Based on a consideration of all of the factors outlined above, you are not a resident of Australia according to ordinary concepts as you will not maintain a continuity of association with Australia for the relevant period.

The domicile and permanent place of abode test

Under this test, a person is a resident of Australia for tax purposes if their domicile is in Australia, unless the Commissioner is satisfied that their permanent place of abode is outside of Australia.

Domicile

A person's domicile is generally their country of birth. This is known as a person's 'domicile of origin'. A person may acquire a domicile of choice in another country if they have the intention of making their home indefinitely in that country. The intention needs to be demonstrated in a legal sense, for example, by way of obtaining a migration visa, becoming a permanent resident or becoming a citizen of the country concerned.

In your case, you were born in foreign country A and have citizenship of that country. You moved to Australia and became a citizen of Australia also.

Therefore, your domicile of origin was foreign country A and you changed your domicile to Australia when you moved to Australia and acquired Australian citizenship. Your domicile will still be Australia while you are living and working in foreign country B as you have not indicated that you will be taking any legal steps to change your domicile to that country.

Permanent place of abode

The expression 'place of abode' refers to a person's residence, where they live with their family and sleep at night. In essence, a person's place of abode is that person's dwelling place or the physical surroundings in which a person lives.

A permanent place of abode does not have to be 'everlasting' or 'forever'. It does not mean an abode in which you intend to live for the rest your life.  An intention to return to Australia in the foreseeable future to live does not prevent you in the meantime setting up a permanent place of abode elsewhere.

It is clear from the case law that a person's permanent place of abode cannot be ascertained by the application of any hard and fast rules. It is a question of fact to be determined in the light of all the circumstances of each case.

We are however of the view that you and your spouse can successfully demonstrate that their permanent place of abode for the foreseeable future is in foreign country B. This is supported by the following factors:

The Commissioner is satisfied you have a permanent place of abode outside of Australia.

Therefore, you are not a resident of Australia under the 'domicile and permanent place of abode' test of residency for the period of the ruling.

The 183-day test

Under the 183 day test you are considered a resident of Australia if you are present in Australia for a total period of more than half of the year of income, i.e. 183 days, unless the Commissioner is satisfied that your usual place of abode is outside Australia and you do not intend to take up residence in Australia.

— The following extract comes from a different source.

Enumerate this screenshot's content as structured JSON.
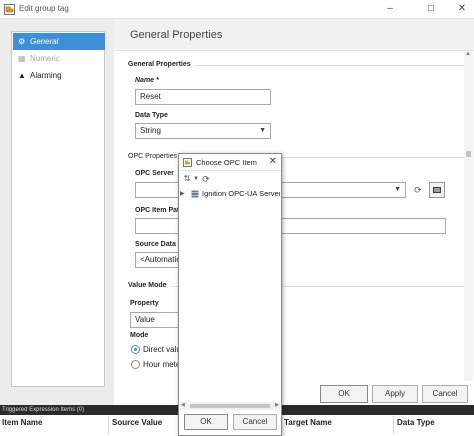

You have not been or will not be present in Australia for a total period of more than half of a year of income.

Therefore you are not a resident of Australia under the 183-day test.

The superannuation test

An individual is considered to be a resident if that person is eligible to contribute to the Public Service Superannuation Scheme (PSS) or the Commonwealth Service Superannuation Scheme (CSS), or that person is the spouse or child under 16 of such a person. To be eligible to contribute to those schemes, you must be or have been a Commonwealth Government employee.

You have stated that neither you nor your spouse is eligible to contribute to the PSS or the CSS. Further, you are more than 16 years of age.

Therefore, you are not a resident of Australia under the superannuation test for the period of the ruling.

Your residency status

As you are not a resident of Australia under any of the tests of residency outlined in subsection 6(1) of the ITAA 1936 and subsection 995-1(1) of the ITAA 1997, you are not an Australian resident for taxation purposes for the period of the ruling.